Clients are the bread and butter of what we do in this industry. One may argue that clients share a space with employees as our most important assets. Knowing their importance, how do we build and maintain strong, lasting relationships with our clients?


  • Ask your clients how frequently they would like to see and hear from you, then do your absolute best to meet those expectations.
  • When it comes to written communication, clear and concise emails are critical to ensure your communication is top-notch. Your point should be clear, as should your call to action. Check your spelling and grammar before sending an email. Mistakes can leave your client questioning your professionalism and attention to detail.
  • Verbal communication with your client should focus on listening to their concerns and ideas. If you do not know the answer to a question, it’s OK to acknowledge that and let them know you will find the answer and provide it by a specific date.
  • Clients are people first. Allow conversations to stray from business details. For example, if they mention a vacation, ask how their trip went. Acknowledge accomplishments with a handwritten note and send them a personal card for significant life events. Building personal relationships is key to keeping a client for years to come.


  • Keep clients informed of your performance. Discuss what information is essential to them and provide a monthly or quarterly report that includes the needed information.
  • Remember that you are the expert in your industry. Demonstrate the breadth of your industry knowledge when appropriate. Offer yourself as an ongoing resource when questions arise.
  • Provide articles or webinars that are useful to your clients.


  • Mistakes will happen. When they do, own them and do not make excuses. Address the issue as soon as you have the details. Apologize if the fault is yours. Explain how the issue will be fixed and prevented in the future.
  • Clients have accountability to you as well. Document clear expectations in writing from the beginning of your relationship. If those expectations change, reaffirm those changes in writing.

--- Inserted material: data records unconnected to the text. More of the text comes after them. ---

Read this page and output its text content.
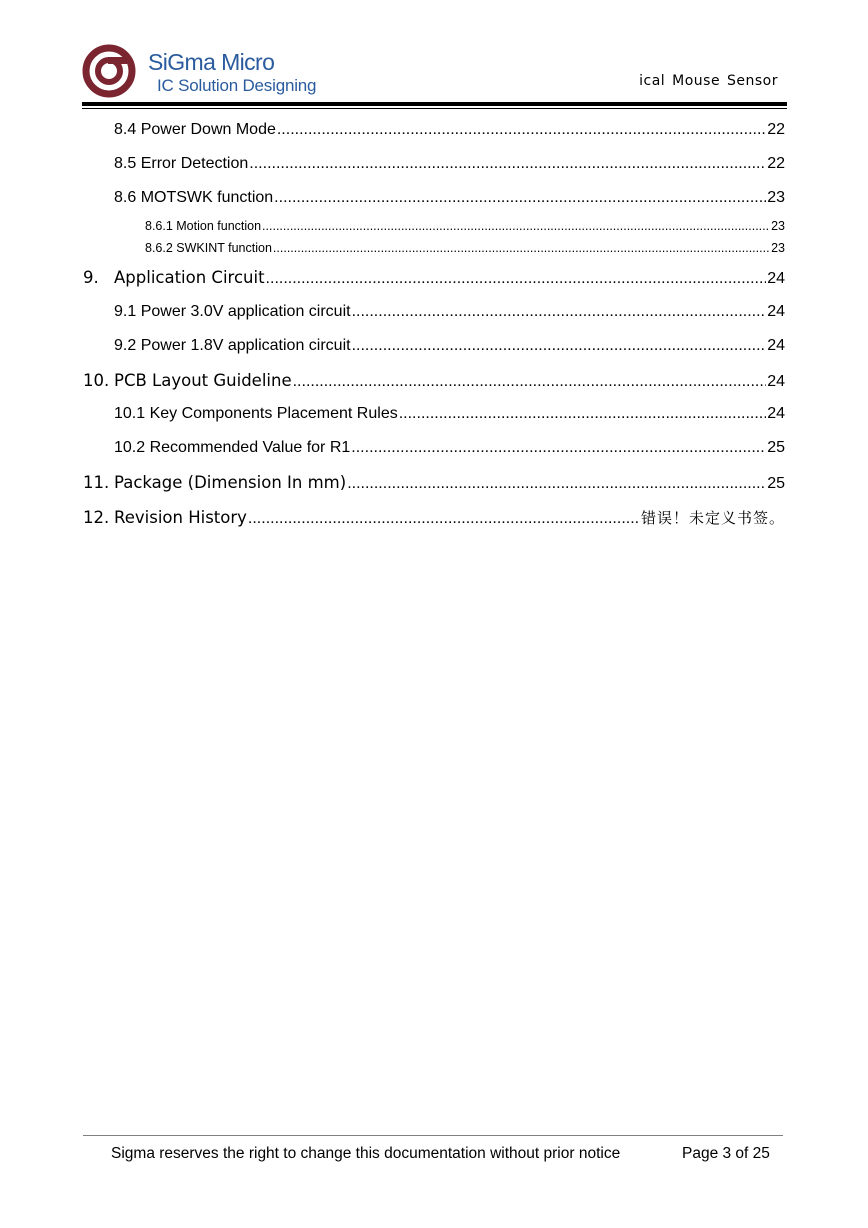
SiGma Micro
IC Solution Designing	ical Mouse Sensor
8.4 Power Down Mode .....	22
8.5 Error Detection .....	22
8.6 MOTSWK function .....	23
8.6.1 Motion function .....	23
8.6.2 SWKINT function .....	23
9. Application Circuit .....	24
9.1 Power 3.0V application circuit .....	24
9.2 Power 1.8V application circuit .....	24
10. PCB Layout Guideline .....	24
10.1 Key Components Placement Rules .....	24
10.2 Recommended Value for R1 .....	25
11. Package (Dimension In mm) .....	25
12. Revision History .....	错误！未定义书签。
Sigma reserves the right to change this documentation without prior notice	Page 3 of 25
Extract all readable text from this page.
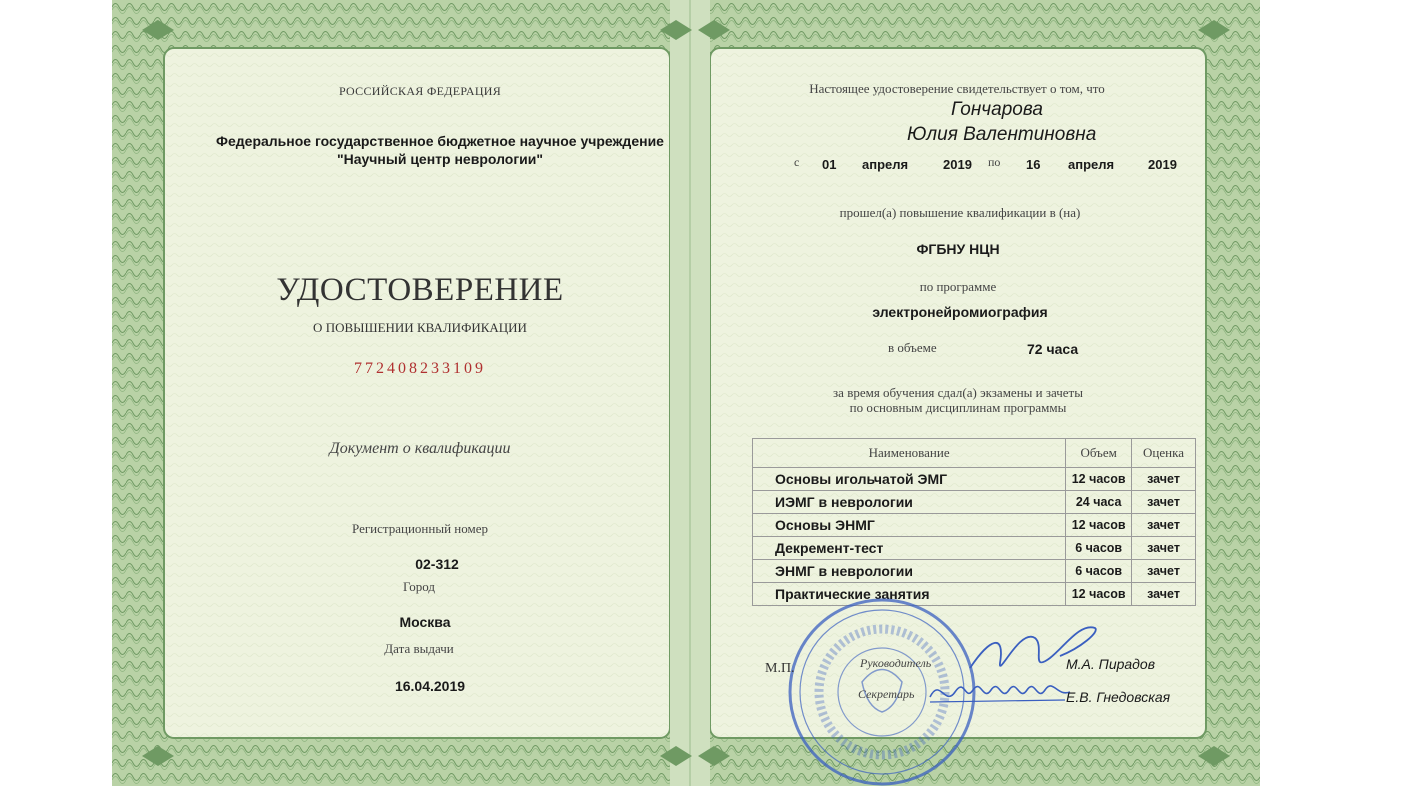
РОССИЙСКАЯ ФЕДЕРАЦИЯ
Федеральное государственное бюджетное научное учреждение
"Научный центр неврологии"
УДОСТОВЕРЕНИЕ
О ПОВЫШЕНИИ КВАЛИФИКАЦИИ
772408233109
Документ о квалификации
Регистрационный номер
02-312
Город
Москва
Дата выдачи
16.04.2019
Настоящее удостоверение свидетельствует о том, что
Гончарова
Юлия Валентиновна
с 01 апреля	2019 по 16 апреля	2019
прошел(а) повышение квалификации в (на)
ФГБНУ НЦН
по программе
электронейромиография
в объеме	72 часа
за время обучения сдал(а) экзамены и зачеты
по основным дисциплинам программы
Наименование	Объем	Оценка
Основы игольчатой ЭМГ	12 часов	зачет
ИЭМГ в неврологии	24 часа	зачет
Основы ЭНМГ	12 часов	зачет
Декремент-тест	6 часов	зачет
ЭНМГ в неврологии	6 часов	зачет
Практические занятия	12 часов	зачет
М.П.	Руководитель	М.А. Пирадов
Секретарь	Е.В. Гнедовская
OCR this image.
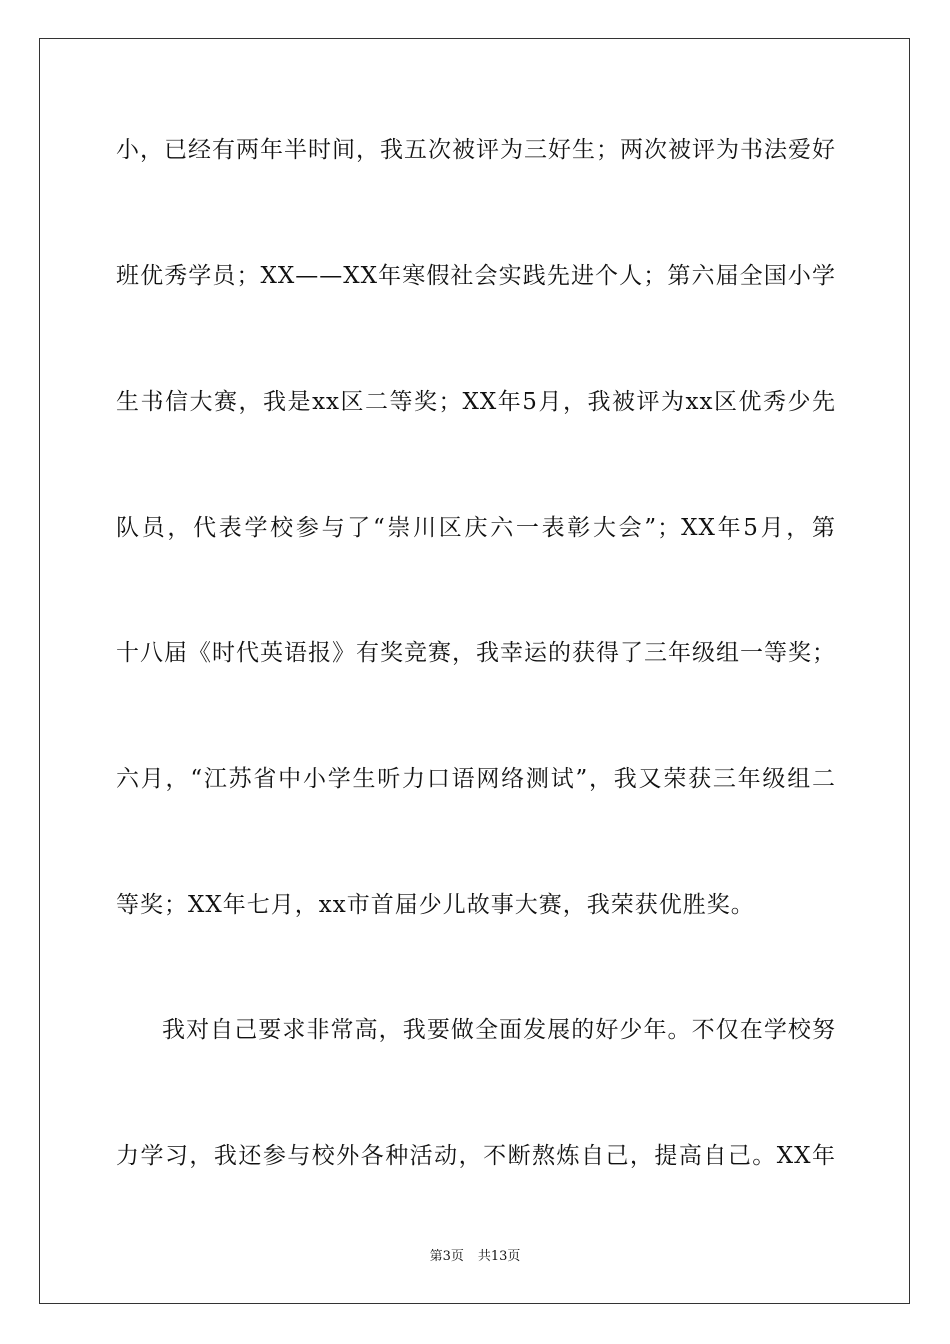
小，已经有两年半时间，我五次被评为三好生；两次被评为书法爱好

班优秀学员；XX——XX年寒假社会实践先进个人；第六届全国小学

生书信大赛，我是xx区二等奖；XX年5月，我被评为xx区优秀少先

队员，代表学校参与了“崇川区庆六一表彰大会”；XX年5月，第

十八届《时代英语报》有奖竞赛，我幸运的获得了三年级组一等奖；

六月，“江苏省中小学生听力口语网络测试”，我又荣获三年级组二

等奖；XX年七月，xx市首届少儿故事大赛，我荣获优胜奖。

我对自己要求非常高，我要做全面发展的好少年。不仅在学校努

力学习，我还参与校外各种活动，不断熬炼自己，提高自己。XX年

第3页 共13页
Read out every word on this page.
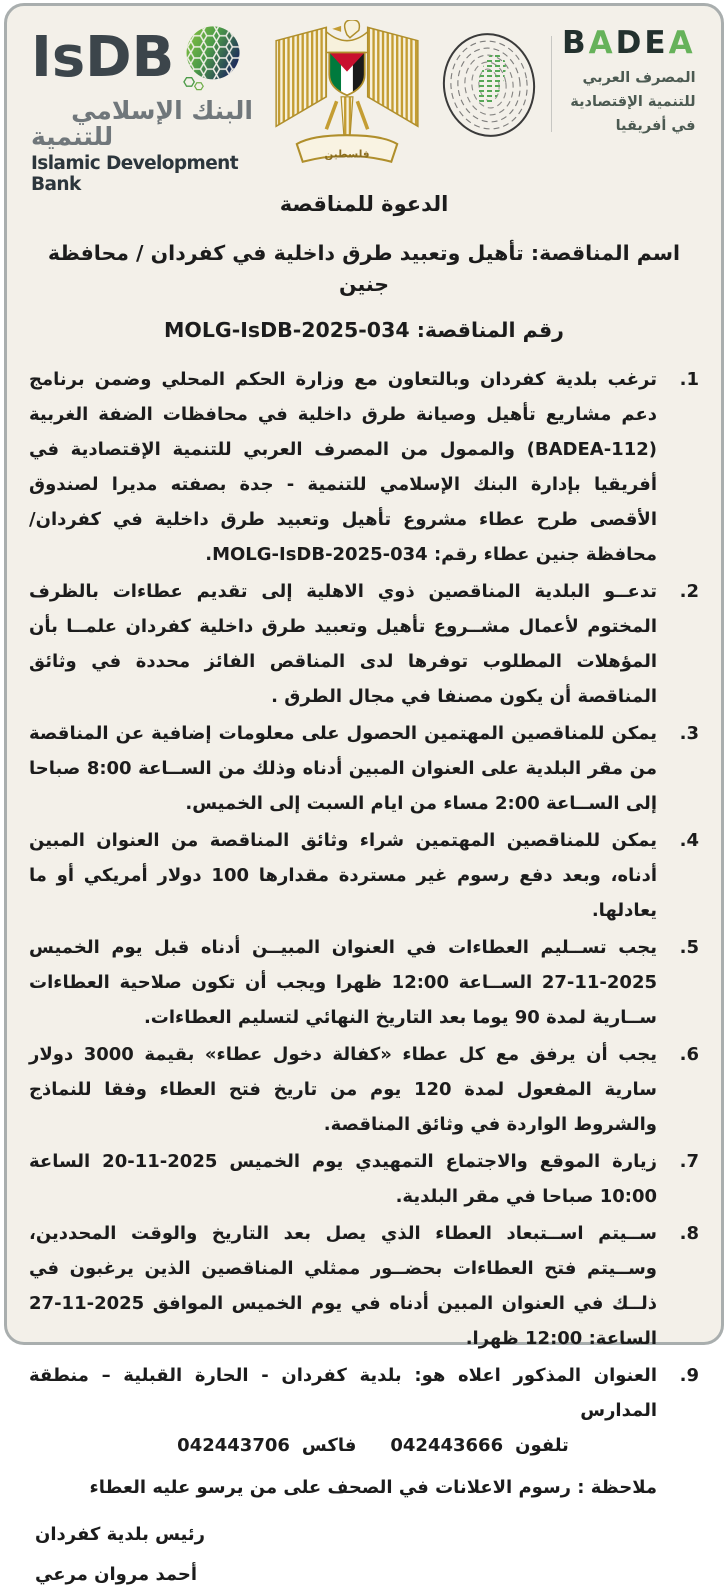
IsDB
البنك الإسلامي
للتنمية
Islamic Development Bank
فلسطين
BADEA
المصرف العربي
للتنمية الإقتصادية
في أفريقيا
الدعوة للمناقصة
اسم المناقصة: تأهيل وتعبيد طرق داخلية في كفردان / محافظة جنين
رقم المناقصة: MOLG-IsDB-2025-034
1.

ترغب بلدية كفردان وبالتعاون مع وزارة الحكم المحلي وضمن برنامج دعم مشاريع تأهيل وصيانة طرق داخلية في محافظات الضفة الغربية (BADEA-112) والممول من المصرف العربي للتنمية الإقتصادية في أفريقيا بإدارة البنك الإسلامي للتنمية - جدة بصفته مديرا لصندوق الأقصى طرح عطاء مشروع تأهيل وتعبيد طرق داخلية في كفردان/ محافظة جنين عطاء رقم: MOLG-IsDB-2025-034.

2.

تدعــو البلدية المناقصين ذوي الاهلية إلى تقديم عطاءات بالظرف المختوم لأعمال مشــروع تأهيل وتعبيد طرق داخلية كفردان علمــا بأن المؤهلات المطلوب توفرها لدى المناقص الفائز محددة في وثائق المناقصة أن يكون مصنفا في مجال الطرق .

3.

يمكن للمناقصين المهتمين الحصول على معلومات إضافية عن المناقصة من مقر البلدية على العنوان المبين أدناه وذلك من الســاعة 8:00 صباحا إلى الســاعة 2:00 مساء من ايام السبت إلى الخميس.

4.

يمكن للمناقصين المهتمين شراء وثائق المناقصة من العنوان المبين أدناه، وبعد دفع رسوم غير مستردة مقدارها 100 دولار أمريكي أو ما يعادلها.

5.

يجب تســليم العطاءات في العنوان المبيــن أدناه قبل يوم الخميس 2025-11-27 الســاعة 12:00 ظهرا ويجب أن تكون صلاحية العطاءات ســارية لمدة 90 يوما بعد التاريخ النهائي لتسليم العطاءات.

6.

يجب أن يرفق مع كل عطاء «كفالة دخول عطاء» بقيمة 3000 دولار سارية المفعول لمدة 120 يوم من تاريخ فتح العطاء وفقا للنماذج والشروط الواردة في وثائق المناقصة.

7.

زيارة الموقع والاجتماع التمهيدي يوم الخميس 2025-11-20 الساعة 10:00 صباحا في مقر البلدية.

8.

ســيتم اســتبعاد العطاء الذي يصل بعد التاريخ والوقت المحددين، وســيتم فتح العطاءات بحضــور ممثلي المناقصين الذين يرغبون في ذلــك في العنوان المبين أدناه في يوم الخميس الموافق 2025-11-27 الساعة: 12:00 ظهرا.

9.

العنوان المذكور اعلاه هو: بلدية كفردان - الحارة القبلية – منطقة المدارس

تلفون042443666فاكس042443706
ملاحظة : رسوم الاعلانات في الصحف على من يرسو عليه العطاء
رئيس بلدية كفردان
أحمد مروان مرعي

  • Provide training on best practices. Training your client is often a win-win situation. If you train your client’s staff on registration practices, you will often receive the information you need at the time of placement. If you train your client’s staff on how to ask for payment in full at the time of service, they gain confidence and improve their bottom line, making you and your company shine.
  • Learn all you can about how your client operates. Are there other services you can offer to assist with their revenue cycle? Discover how your service would fit into their current workflow and present it as a resource to free up their staff’s time for other duties.

Signing a new client is always a win, but you will need to manage those relationships into the future if you want to thrive. Keeping a client is often more difficult than signing a new one, and these practices will assist you in holding on to them.